There’s Federal legislation afoot that will require, among other things, for tire service centers not to work on tires that are coded older than six years and for tire outlets not to sell tires that are older than six years. As with many laws there are good and noteworthy points to this legislation. As with many laws there are not so good and noteworthy points to this legislation. And guess where we fall?

To date the National Highway Traffic Safety Administration (NHTSA) has refused to impose a six-year shelf life on tires. But you can rest assured that in time this will change. What does it mean to us? Well, should you need service on a tire, let’s say, while you are on the road and it is over six years old you would be forced to purchase a new tire as the tire service outlet would be compelled not to work on your “old” tire.

Again, there are some good reasons, safety based, for this type of legislation but hot rodders fall between the legislative “cracks” and are swept up into an area we do not wish to visit.

Approximately three years ago here in California AB 496 passed the assembly floor; the bill’s sponsors didn’t have the votes to proceed further and tabled the proposed legislation. It’s a matter of time before they have the votes. As soon as the California legislature realizes that by passing this bill they can then attach a “use fee” (tax!) to the AB and grab a few more bucks I am confident it will pass.

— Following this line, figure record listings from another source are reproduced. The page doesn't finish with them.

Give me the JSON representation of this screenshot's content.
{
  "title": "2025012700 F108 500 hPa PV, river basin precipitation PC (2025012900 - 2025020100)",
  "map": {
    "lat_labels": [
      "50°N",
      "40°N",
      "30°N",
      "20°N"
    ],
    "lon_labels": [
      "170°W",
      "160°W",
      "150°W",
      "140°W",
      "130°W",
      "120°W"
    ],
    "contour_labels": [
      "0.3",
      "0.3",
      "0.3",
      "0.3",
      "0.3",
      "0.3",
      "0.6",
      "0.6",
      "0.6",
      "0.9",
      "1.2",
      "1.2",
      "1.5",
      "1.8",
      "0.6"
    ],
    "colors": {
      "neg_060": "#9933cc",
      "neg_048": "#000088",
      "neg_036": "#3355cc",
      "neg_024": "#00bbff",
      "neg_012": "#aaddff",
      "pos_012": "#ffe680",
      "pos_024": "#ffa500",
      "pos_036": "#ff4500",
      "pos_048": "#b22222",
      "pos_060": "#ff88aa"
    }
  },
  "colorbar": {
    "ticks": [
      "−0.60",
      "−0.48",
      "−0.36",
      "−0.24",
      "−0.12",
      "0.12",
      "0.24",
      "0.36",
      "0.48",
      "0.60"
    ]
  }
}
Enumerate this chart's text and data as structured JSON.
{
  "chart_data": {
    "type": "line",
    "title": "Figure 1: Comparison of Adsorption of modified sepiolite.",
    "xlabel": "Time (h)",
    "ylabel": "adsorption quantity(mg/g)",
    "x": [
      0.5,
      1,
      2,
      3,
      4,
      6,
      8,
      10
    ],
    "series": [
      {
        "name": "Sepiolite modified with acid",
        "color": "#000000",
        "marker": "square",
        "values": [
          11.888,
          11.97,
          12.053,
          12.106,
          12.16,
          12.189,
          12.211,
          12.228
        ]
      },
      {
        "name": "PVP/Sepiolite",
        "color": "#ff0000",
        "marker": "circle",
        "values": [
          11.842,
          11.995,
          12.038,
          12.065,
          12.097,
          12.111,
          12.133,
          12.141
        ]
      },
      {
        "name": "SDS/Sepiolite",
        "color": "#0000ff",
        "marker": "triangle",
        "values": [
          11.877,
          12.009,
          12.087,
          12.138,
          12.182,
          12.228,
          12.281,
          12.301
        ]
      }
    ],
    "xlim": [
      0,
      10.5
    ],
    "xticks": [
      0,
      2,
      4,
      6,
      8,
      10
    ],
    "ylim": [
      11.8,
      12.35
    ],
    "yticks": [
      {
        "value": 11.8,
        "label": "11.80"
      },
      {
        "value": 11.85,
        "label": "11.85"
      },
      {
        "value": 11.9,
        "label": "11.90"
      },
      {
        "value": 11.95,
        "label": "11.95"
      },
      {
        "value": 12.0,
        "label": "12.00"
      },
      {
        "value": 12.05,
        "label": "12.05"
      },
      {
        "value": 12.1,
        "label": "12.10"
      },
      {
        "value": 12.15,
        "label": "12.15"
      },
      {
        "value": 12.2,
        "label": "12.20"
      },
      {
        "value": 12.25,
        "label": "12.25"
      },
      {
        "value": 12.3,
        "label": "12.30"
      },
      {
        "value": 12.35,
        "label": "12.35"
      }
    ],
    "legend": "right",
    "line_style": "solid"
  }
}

I would imagine all of us want Mother Earth to succeed over the long haul and that we want our grandchildren and generations yet to be named to have a worthy place to call “home.” As with all legislation aimed at a “lofty” goal we need to be vigilant as we hot rodders are a small and insignificant aspect of the automotive industry and we will most assuredly be “thrown out with the bath water” if we do not pay close attention.